OBJECTIVES/SPECIFIC AIMS: Our primary objective is to determine whether the bacteria exerts its effect intra- or extra-cellularly. We have genomic and microscopy preliminary evidence indicating that the bacteria is capable of invading endometrial cells. Our secondary objective is to identify what type of impact the bacteria have on the host cells and whether they are capable of transforming the host cells from a benign into a malignant phenotype. We are currently testing a putative mechanism by which the bacteria may cause the overexpression of the hypoxia inducible factor (HIF), a hallmark of endometrial cancer. METHODS/STUDY POPULATION: We are utilizing our custom built optofluidics platform (microfluidics platform incorporated into an advanced microscope with optical laser tweezers) to isolate single cells from the endometrial tissues of 150 patients with and without endometrial cancer. We are utilizing single cell whole genome amplification followed by qPCR to identify if the bacteria is present intracellularly. We are coupling this procedure with standard microbiological invasion assays with endometrial cell line cultures and P.somerae. We are also utilizing our optofluidics platform to perform single cell transcriptomic amplification, followed by sequencing of cells invaded or in the presence of the bacteria to determine the impact in the transcriptome of the host cell.
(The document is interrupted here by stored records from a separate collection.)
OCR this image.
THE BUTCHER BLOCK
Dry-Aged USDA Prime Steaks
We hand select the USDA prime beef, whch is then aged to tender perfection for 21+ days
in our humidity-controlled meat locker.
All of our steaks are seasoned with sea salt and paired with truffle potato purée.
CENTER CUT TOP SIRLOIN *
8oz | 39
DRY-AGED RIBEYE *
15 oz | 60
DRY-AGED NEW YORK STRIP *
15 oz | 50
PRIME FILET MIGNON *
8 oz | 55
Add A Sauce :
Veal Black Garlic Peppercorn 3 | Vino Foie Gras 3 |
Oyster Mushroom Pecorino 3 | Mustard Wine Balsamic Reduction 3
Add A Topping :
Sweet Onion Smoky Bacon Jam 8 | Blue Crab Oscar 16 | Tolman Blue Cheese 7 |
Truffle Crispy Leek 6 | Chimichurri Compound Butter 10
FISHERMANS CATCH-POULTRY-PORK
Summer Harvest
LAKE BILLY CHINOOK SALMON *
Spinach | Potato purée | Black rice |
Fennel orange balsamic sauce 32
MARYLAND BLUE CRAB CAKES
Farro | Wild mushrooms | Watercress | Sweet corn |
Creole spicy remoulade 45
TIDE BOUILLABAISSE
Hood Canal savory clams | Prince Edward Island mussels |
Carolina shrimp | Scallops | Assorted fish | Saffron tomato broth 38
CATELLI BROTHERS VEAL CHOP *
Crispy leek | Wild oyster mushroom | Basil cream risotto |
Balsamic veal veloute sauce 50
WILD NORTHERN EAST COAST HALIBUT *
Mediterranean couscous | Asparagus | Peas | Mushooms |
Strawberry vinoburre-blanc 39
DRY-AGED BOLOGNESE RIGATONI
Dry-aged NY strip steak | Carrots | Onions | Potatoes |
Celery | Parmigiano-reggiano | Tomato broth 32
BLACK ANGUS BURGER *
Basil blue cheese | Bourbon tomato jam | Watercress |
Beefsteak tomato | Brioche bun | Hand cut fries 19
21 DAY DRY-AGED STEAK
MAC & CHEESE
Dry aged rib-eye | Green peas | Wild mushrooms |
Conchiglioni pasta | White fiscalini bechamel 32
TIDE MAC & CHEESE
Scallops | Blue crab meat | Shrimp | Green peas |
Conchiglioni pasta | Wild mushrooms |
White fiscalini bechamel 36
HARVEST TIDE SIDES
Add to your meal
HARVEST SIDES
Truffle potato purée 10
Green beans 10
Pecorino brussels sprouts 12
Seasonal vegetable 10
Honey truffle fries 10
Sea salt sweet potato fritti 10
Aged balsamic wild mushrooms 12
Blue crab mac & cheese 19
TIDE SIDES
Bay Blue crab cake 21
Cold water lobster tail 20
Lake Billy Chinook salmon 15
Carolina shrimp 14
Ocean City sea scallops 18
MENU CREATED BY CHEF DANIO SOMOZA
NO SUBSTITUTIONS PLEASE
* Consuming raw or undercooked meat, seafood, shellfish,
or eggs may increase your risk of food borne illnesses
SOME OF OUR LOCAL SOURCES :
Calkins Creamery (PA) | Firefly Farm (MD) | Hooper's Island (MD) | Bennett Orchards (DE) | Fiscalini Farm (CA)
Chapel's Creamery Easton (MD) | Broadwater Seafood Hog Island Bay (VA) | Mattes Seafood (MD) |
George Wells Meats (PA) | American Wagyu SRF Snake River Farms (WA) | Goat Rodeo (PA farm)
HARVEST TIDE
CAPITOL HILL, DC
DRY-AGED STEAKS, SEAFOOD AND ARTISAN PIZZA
We are coupling this with western blots of factors hypothesized to be impacted by the bacteria in the overexpression of HIF. RESULTS/ANTICIPATED RESULTS: Based on our preliminary data we anticipate to find evidence that P.somerae is invading the host cells, in particular the cells in tumor tissues. We also expect to find that the intracellular presence of the bacteria is causing the overexpression of the HIF pathway, hence resulting in a cancerous phenotype. DISCUSSION/SIGNIFICANCE OF IMPACT: Our long-term goal is to develop primary prevention strategies that will reduce endometrial cancer incidence rates. A confirmation of our hypothesis could suggest that it is sufficient for endometrial cancer prevention efforts to eliminate P.somerae, in line with gastric and cervical cancer efforts. It could also mean that targeting P.somerae in cancer treatment is necessary to contain the disease and prevent recurrence.